18 AOÛT - ROMAN France

De quoi s'agit-il ? D'un pays, le nôtre, et de comment, guerre après guerre, il apprit à mourir. Tout commence début 1991 lorsque, sur son écran de télévision, le narrateur, jeune homme sans qualités ni projets, si ce n'est celui de se laisser vivre, assiste au départ pour le front du Golfe du régiment des spahis de Valence. Et envisage l'Histoire, non comme une fin, mais un éternel recommencement. Tout se poursuivra quelque temps plus tard lorsque, de retour à Lyon, le même jeune homme fait la connaissance de Victorien Salagnon, un vieux peintre et militaire, qui fut à partir d'Uriage et du maquis en 1943 de toutes les guerres, et notamment de celles, coloniales, par lesquelles la France rejoignit le camp des assassins...

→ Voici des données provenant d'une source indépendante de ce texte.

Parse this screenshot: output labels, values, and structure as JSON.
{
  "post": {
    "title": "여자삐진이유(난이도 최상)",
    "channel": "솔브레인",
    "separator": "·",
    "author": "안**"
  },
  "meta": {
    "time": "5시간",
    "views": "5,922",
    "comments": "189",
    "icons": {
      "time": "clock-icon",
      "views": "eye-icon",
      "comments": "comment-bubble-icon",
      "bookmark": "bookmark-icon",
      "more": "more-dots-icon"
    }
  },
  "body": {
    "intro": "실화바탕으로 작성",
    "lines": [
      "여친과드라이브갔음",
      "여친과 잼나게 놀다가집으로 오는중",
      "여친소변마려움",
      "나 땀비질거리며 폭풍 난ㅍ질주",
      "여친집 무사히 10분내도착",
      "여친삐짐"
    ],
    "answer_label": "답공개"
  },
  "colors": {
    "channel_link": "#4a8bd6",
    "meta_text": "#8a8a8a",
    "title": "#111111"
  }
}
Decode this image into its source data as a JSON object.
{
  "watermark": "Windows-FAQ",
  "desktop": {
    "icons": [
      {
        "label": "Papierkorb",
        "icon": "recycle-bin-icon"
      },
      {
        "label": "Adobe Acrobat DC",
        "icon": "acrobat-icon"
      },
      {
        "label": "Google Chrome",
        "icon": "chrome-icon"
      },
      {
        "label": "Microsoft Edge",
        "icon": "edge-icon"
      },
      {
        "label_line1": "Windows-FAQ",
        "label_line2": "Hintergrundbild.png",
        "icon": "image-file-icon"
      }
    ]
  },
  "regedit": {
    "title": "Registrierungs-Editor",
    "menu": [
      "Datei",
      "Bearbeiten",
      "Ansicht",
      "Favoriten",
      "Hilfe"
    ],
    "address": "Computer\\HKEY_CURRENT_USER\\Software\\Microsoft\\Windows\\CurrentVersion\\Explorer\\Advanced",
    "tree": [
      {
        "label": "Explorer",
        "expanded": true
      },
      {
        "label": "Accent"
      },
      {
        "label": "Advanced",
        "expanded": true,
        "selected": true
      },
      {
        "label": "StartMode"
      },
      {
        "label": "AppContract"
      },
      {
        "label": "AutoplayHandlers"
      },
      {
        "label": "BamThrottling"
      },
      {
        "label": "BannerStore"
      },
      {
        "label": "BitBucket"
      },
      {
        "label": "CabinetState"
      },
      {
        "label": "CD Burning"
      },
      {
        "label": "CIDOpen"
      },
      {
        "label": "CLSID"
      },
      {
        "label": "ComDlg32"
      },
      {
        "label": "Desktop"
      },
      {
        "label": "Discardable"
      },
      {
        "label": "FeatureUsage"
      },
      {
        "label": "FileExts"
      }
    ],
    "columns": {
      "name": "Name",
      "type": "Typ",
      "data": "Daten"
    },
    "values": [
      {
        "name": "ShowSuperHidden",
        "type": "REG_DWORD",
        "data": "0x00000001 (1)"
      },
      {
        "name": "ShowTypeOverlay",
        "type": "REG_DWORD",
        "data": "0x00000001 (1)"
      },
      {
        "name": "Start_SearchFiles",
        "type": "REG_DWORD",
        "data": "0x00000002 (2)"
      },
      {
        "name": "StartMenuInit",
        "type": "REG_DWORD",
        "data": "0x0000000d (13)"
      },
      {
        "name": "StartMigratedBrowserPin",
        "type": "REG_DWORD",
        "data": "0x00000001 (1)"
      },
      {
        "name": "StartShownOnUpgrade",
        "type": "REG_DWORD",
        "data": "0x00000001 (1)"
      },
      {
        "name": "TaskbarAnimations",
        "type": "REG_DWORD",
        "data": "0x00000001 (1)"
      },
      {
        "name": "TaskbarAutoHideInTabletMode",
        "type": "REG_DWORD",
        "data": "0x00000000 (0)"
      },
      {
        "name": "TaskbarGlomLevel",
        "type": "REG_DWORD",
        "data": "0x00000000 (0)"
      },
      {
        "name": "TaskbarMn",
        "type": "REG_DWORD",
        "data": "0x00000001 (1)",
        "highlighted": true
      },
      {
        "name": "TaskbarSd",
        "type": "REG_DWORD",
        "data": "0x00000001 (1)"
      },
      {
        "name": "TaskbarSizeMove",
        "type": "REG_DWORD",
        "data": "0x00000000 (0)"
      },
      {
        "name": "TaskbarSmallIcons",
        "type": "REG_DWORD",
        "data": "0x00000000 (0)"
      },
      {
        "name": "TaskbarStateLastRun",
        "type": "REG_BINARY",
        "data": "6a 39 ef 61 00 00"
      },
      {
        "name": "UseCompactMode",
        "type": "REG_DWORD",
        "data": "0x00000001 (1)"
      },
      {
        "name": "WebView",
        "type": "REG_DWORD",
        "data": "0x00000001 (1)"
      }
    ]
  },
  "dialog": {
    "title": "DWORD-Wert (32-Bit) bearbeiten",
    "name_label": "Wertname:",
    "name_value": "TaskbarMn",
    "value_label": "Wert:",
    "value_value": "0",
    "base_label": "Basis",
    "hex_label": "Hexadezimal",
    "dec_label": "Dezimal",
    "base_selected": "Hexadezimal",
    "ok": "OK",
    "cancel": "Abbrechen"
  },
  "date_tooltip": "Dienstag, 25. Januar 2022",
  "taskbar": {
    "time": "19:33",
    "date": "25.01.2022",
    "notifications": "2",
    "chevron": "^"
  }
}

Toutefois, ne nous y trompons pas, ce n'est pas de l'extinction progressive de la "chanson de geste" militaire française que souhaite nous entretenir Alexis Jenni, mais aussi du lien défait qui unissait ce pays à sa langue et, paradoxalement, structurait son rapport au monde et à l'altérité. Quoi qu'il en soit, on demeure saisi devant l'ampleur du propos, sa maîtrise, la croyance folle devant les vertus du romanesque dont témoigne L'art français de la guerre. Sa parution sous l'égide de la NRF semble s'inscrire dans le droit-fil d'oeuvres récentes identiquement monstres et endeuillées du poids de l'Histoire : Les Bienveillantes, mais également le Waltenberg d'Hédi Kaddour et Le siècle des nuages de Philippe Forest. Il est, en matière d'entrée dans la carrière, des compagnies plus déplaisantes... Surtout si l'on veut bien leur adjoindre celles de Dostoïevski pour la leçon de ténèbres et d'Antonio Lobo Antunes dont, en lecteur averti, Jenni a retenu quelque chose de son génie pour porter la plume au coeur de la bataille. Où avait-on déjà lu avec cette précision hallucinatoire un tel récit de la résistance ou de l'Algérie ? Balançant entre le présent incertain de son narrateur et les deuils successifs de son héros, Alexis Jenni, virtuose dans l'art de mélanger les deux récits, parvient à dévoiler peu à peu le coeur même de son livre : la rencontre entre deux hommes, dont l'un reconnaît les chagrins de l'autre comme siens.